Nicht zuletzt die Corona-Pandemie habe verdeutlicht: Das Zuhause kann für Frauen ein gefährlicher Ort sein. 2020 wurden in Deutschland 139 Frauen von ihren Partnern oder Ex-Partnern getötet. Das Europäische Institut für Gleichstellungsfragen habe berechnet, dass durch häusliche und sexualisierte Gewalt in Deutschland tagtäglich Kosten in Höhe von rund 148 Mill. Euro entstehen. Eine eigene Wohnung sei für Frauen unabhängig von deren Finanzlage häufig existentiell, so Becker.

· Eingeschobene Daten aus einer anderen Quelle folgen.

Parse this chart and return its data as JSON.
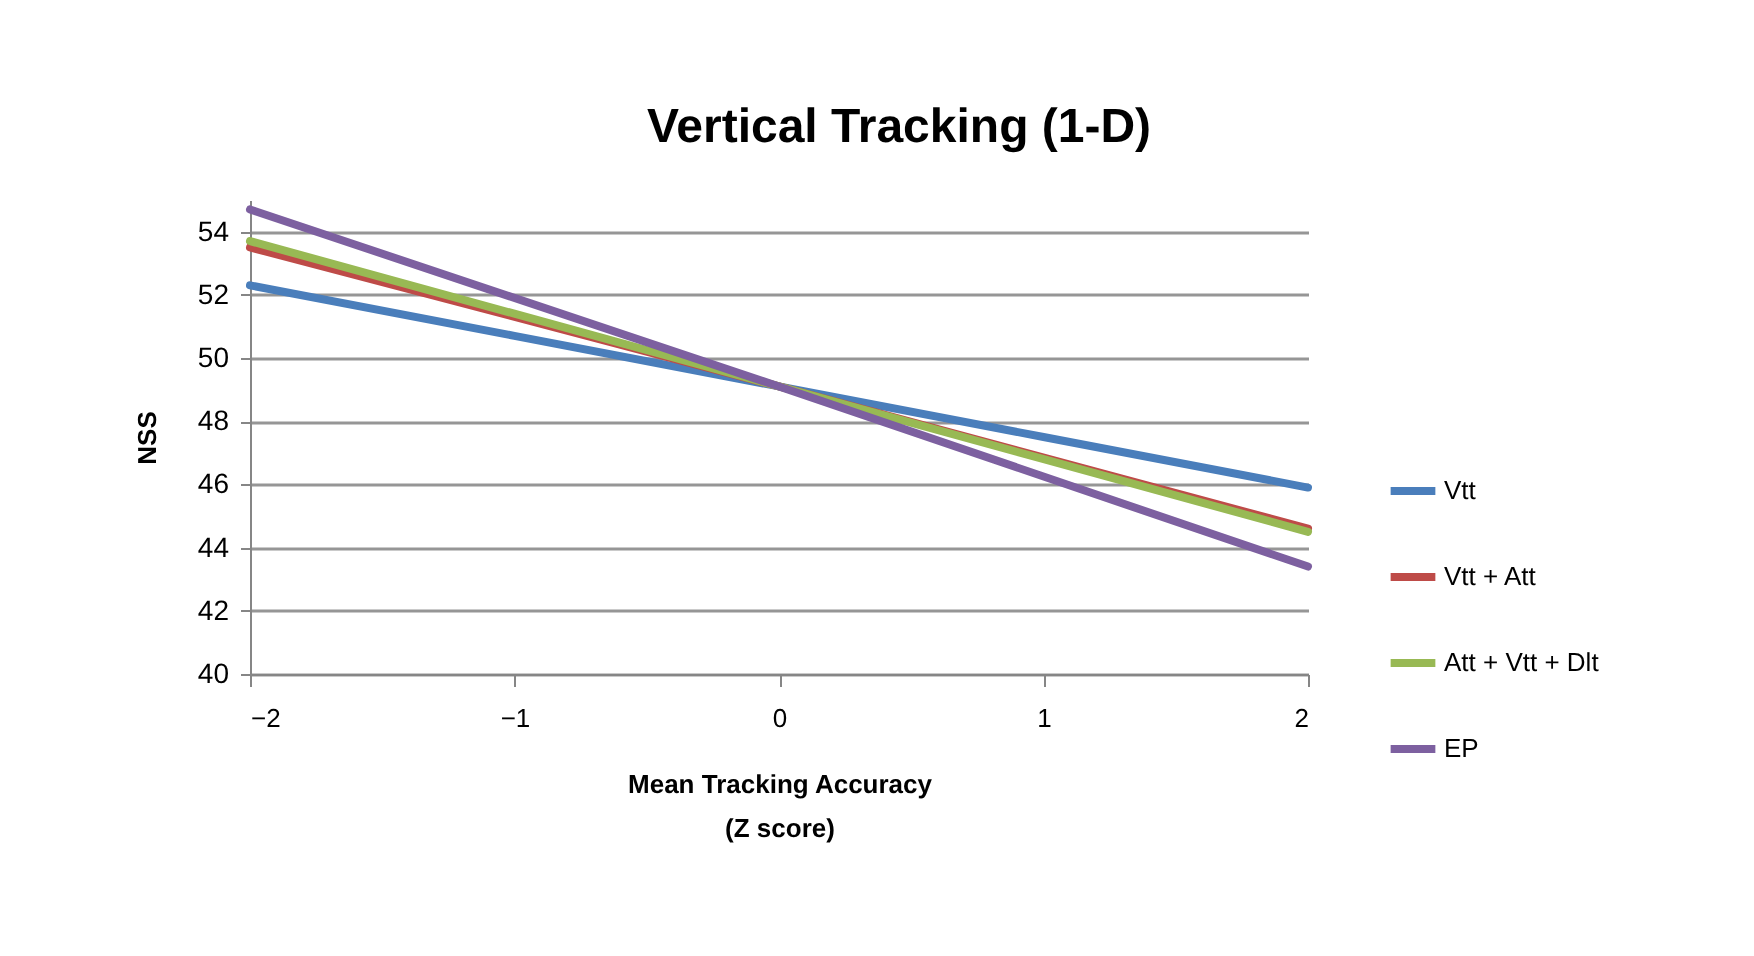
{
  "chart_data": {
    "type": "line",
    "title": "Vertical Tracking (1-D)",
    "xlabel": "Mean Tracking  Accuracy\n(Z score)",
    "ylabel": "NSS",
    "x": [
      -2,
      0,
      2
    ],
    "series": [
      {
        "name": "Vtt",
        "color": "#4a7ebb",
        "values": [
          52.3,
          49.1,
          45.9
        ]
      },
      {
        "name": "Vtt + Att",
        "color": "#be4b48",
        "values": [
          53.5,
          49.1,
          44.6
        ]
      },
      {
        "name": "Att + Vtt  + Dlt",
        "color": "#98b954",
        "values": [
          53.7,
          49.1,
          44.5
        ]
      },
      {
        "name": "EP",
        "color": "#7d60a0",
        "values": [
          54.7,
          49.1,
          43.4
        ]
      }
    ],
    "xlim": [
      -2,
      2
    ],
    "xticks": [
      -2,
      -1,
      0,
      1,
      2
    ],
    "ylim": [
      40,
      55
    ],
    "yticks": [
      40,
      42,
      44,
      46,
      48,
      50,
      52,
      54
    ],
    "grid": "y",
    "legend": "right",
    "marker": "none",
    "line_style": "solid"
  }
}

Lösungsansätze sieht die Wissenschaftlerin im Bereich autonomer Fraueninitiativen. Bereits die erste Frauenbewegung habe Wohnheime und Genossenschaften für alleinstehende Frauen gegründet. Diese Initiativen setzten sich nach dem Zweiten Weltkrieg und auch in der 2. Frauenbewegung ab den 1980er Jahren fort. Bei der Förderung von Wohnprojekten nur für Frauen werde aber die Frage nach dem Gleichheitsgrundsatz gestellt. Becker benennt positive wie negative Seiten bisheriger Projekte, auch des oft diskutierten Mehrgenerationenhaus, welches bislang lediglich eine Erfolgsgeschichte von wenigen Besserverdienenden ist. Ökonomische und soziale Faktoren sind also gleichermaßen zu berücksichtigen, um eine Wohnungspolitik für alle Geschlechter zu realisieren.